View the full list of known issues for GravitZone Cloud platform.

February 2019


Sandbox Analyzer

  • New perspective on submissions

    • Advanced reporting interface, in the main menu, offering a single pane of glass view with all samples that were submitted to Sandbox Analyzer.

      The info cards based interface adds detailed information about each submission like:

      • Sample name.

      • Submission time.

      • Submission type – automatic or manual.

      • Source – endpoint name.

      • Analysis result – clean, infected or unsupported.

      • Severity score – shows how dangerous the sample is.

      • Files and processes involved into sample’s actions.

      Each card includes a link to a submission report, where you get even more data.

    • While displaying all new submissions, the reporting interface shows the old manual submissions made before this update as well.

    • In time, as adding more functionality to it, this reporting interface will replace the Sandbox Analyzer Results report, which from now on has the status deprecated;.

    • As MSP, you view in this interface only your own company submissions. Submissions of Customer companies are available in the Sandbox Analyzer Results report. Also, with this release, the Sandbox Analyzer Detection notification points to:

      • The new interface for submissions of your company.

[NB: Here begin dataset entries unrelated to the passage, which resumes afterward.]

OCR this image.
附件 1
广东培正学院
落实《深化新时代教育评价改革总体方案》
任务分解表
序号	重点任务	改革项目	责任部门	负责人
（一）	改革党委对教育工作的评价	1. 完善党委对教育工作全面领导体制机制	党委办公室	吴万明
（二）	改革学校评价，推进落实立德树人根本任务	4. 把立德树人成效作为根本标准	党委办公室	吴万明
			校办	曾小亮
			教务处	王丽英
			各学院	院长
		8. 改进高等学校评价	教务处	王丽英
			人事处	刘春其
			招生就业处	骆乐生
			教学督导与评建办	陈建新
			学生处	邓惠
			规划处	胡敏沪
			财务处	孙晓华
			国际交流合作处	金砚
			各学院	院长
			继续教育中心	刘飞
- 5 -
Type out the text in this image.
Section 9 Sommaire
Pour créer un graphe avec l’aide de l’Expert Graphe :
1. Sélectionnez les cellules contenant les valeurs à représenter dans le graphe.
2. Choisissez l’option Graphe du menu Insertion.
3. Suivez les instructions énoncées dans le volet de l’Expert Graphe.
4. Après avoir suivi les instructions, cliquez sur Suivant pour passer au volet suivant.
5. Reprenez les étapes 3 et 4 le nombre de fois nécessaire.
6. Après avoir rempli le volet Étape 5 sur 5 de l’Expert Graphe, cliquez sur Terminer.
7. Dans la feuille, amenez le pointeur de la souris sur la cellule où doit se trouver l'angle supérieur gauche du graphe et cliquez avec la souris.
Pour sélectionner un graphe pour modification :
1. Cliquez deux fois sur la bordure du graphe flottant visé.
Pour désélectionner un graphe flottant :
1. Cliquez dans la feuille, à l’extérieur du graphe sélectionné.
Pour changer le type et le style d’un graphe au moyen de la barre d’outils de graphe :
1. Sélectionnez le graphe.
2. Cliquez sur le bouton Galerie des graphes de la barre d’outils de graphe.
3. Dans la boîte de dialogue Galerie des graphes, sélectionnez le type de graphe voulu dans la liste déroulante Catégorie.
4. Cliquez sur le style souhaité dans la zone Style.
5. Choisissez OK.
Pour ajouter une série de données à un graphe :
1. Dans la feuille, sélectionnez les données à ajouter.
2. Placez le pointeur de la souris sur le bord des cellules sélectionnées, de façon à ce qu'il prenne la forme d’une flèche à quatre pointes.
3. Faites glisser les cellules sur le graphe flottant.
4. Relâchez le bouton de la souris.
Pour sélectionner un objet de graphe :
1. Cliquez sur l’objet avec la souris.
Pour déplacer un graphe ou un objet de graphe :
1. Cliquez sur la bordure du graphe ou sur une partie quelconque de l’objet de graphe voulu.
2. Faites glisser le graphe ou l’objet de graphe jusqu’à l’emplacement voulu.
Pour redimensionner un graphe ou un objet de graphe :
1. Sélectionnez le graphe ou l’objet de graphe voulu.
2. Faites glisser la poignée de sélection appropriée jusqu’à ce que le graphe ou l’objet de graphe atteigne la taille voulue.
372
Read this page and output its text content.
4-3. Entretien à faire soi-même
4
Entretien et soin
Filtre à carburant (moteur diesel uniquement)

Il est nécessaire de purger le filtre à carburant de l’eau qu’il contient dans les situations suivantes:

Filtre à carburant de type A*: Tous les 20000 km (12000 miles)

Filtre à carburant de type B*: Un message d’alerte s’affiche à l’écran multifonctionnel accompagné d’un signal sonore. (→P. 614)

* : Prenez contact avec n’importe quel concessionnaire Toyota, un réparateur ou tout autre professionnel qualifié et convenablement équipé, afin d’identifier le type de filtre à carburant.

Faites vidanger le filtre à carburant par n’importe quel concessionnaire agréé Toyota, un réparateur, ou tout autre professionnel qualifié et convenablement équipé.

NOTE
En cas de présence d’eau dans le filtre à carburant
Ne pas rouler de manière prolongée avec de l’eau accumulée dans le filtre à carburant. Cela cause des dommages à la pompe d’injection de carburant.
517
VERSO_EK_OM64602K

      • The Sandbox Analyzer Results report for submissions of Customer companies.

  • New manual submission options

    • You can use these new options when submitting samples:

      • Submit URLs.

      • Define command-line arguments for sample analysis.

      • Set a time limit for analysis execution, the number of reruns and the internet access during analysis.

      • Exclude samples previously analyzed.

    • The Manual Submission page is now accessible from the main menu and from the new reporting interface.

  • User interface improvements at automatic submission in the security policy settings.

Public API

  • Hyper Detect events are now available in Event Push Service API.

  • Improved the mechanism of generating API keys. You will notice significantly longer API keys. The existing API keys continue to work as before this update, but it is recommended to replace them with new ones.

Resolved issues
  • In some situations, GravityZone administrators could not modify security policies because the Save button was disabled.

  • Improved the error message for AWS integration when using invalid ARN or ExternalID.

  • Addressed a security issue that could affect manual submission to Sandbox Analyzer.

  • Sometimes, Control Center was displaying inconsistent encryption status for the same endpoints.